PANDAS ARE slow, lazy creatures, happy to spend their days munching bamboo.
Meath-based Panda Waste has displayed no such signs of sluggishness in recent years as it sought out territories that it could devour.
On Wednesday, the company, which is controlled by Eamon Waters, announced that it would start collecting waste in the Dublin City area in the coming weeks.
The move follows last month's failed attempt by Dublin City Council to secure a High Court injunction stopping Panda operating in the local authority's administrative area.
Panda will become the only private operator working in all four Dublin local authority areas.
Panda's aggressive expansion hasn't gone unnoticed, with larger rival Greenstar, which is owned by energy and utilities group NTR, in advanced negotiations to buy the business.
Panda has said it would be "premature" to presume that it will be sold to Greenstar and that all options were being explored by the company.
Waters is understood to be holding out for €65 million for the entire company.
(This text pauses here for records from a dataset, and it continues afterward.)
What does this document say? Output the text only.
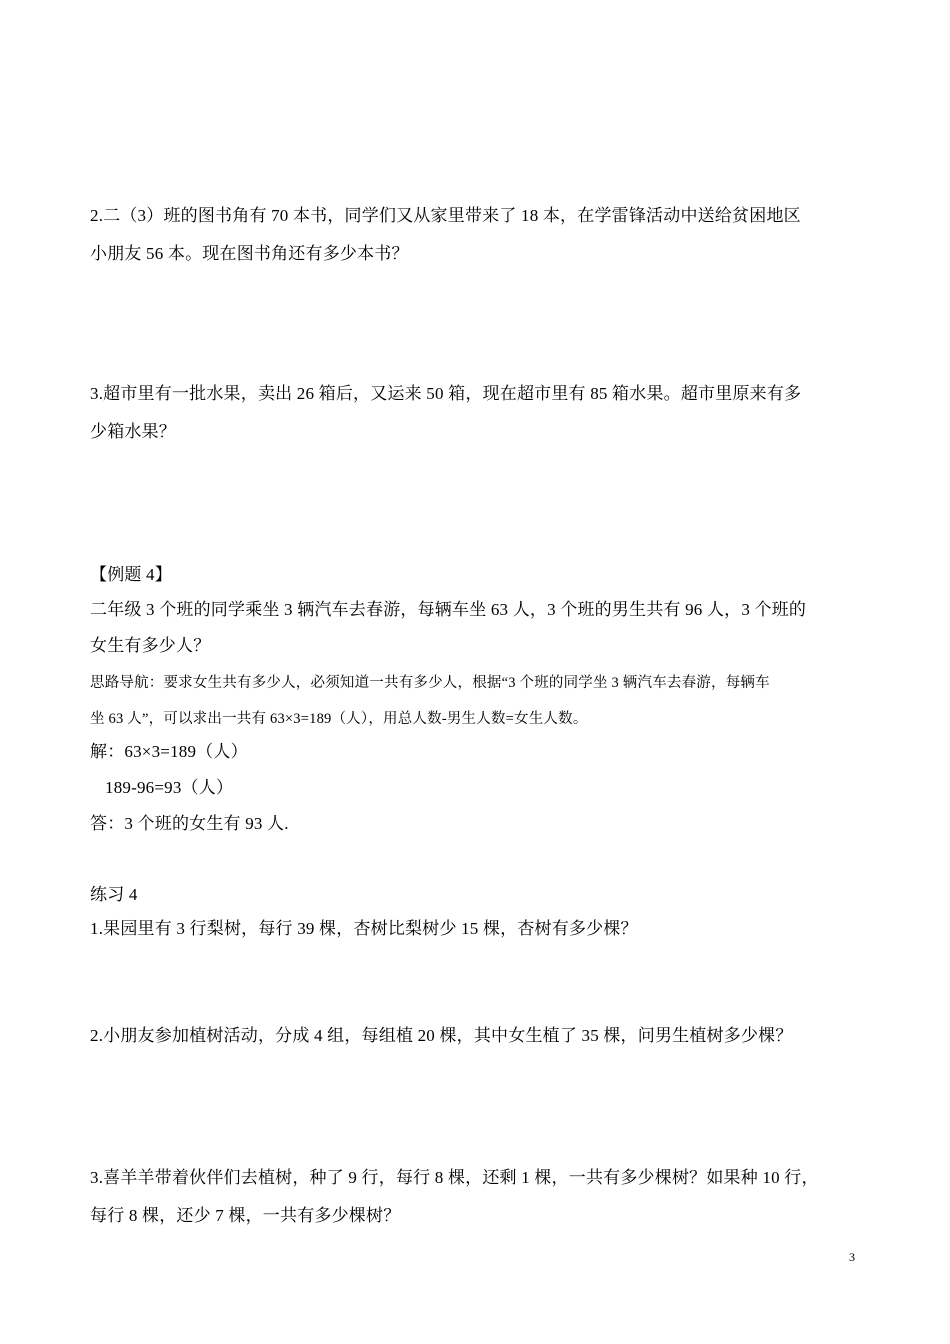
2.二（3）班的图书角有 70 本书，同学们又从家里带来了 18 本，在学雷锋活动中送给贫困地区
小朋友 56 本。现在图书角还有多少本书？
3.超市里有一批水果，卖出 26 箱后，又运来 50 箱，现在超市里有 85 箱水果。超市里原来有多
少箱水果？
【例题 4】
二年级 3 个班的同学乘坐 3 辆汽车去春游，每辆车坐 63 人，3 个班的男生共有 96 人，3 个班的
女生有多少人？
思路导航：要求女生共有多少人，必须知道一共有多少人，根据“3 个班的同学坐 3 辆汽车去春游，每辆车
坐 63 人”，可以求出一共有 63×3=189（人），用总人数-男生人数=女生人数。
解：63×3=189（人）
189-96=93（人）
答：3 个班的女生有 93 人.
练习 4
1.果园里有 3 行梨树，每行 39 棵，杏树比梨树少 15 棵，杏树有多少棵？
2.小朋友参加植树活动，分成 4 组，每组植 20 棵，其中女生植了 35 棵，问男生植树多少棵？
3.喜羊羊带着伙伴们去植树，种了 9 行，每行 8 棵，还剩 1 棵，一共有多少棵树？如果种 10 行，
每行 8 棵，还少 7 棵，一共有多少棵树？
3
This seems a hefty figure given that Panda's 2006 accounts show it made a pretax of €3.4 million, although this figure should have risen last year.
As with any large takeover, the devil is in the detail. It is believed that the two groups are negotiating hard over which side will shoulder Panda's debt in the event of a sale of the whole business.
Sources have suggested to us that Panda's debts could be as high as €35 million.
Greenstar is a corporate takeover veteran, having acquired 13 businesses over the past eight years, and will drive a hard deal.
Waters might have to accept a lower figure, although he will still scoop a tidy sum. As they used to say in the north of England - where there's muck, there's brass.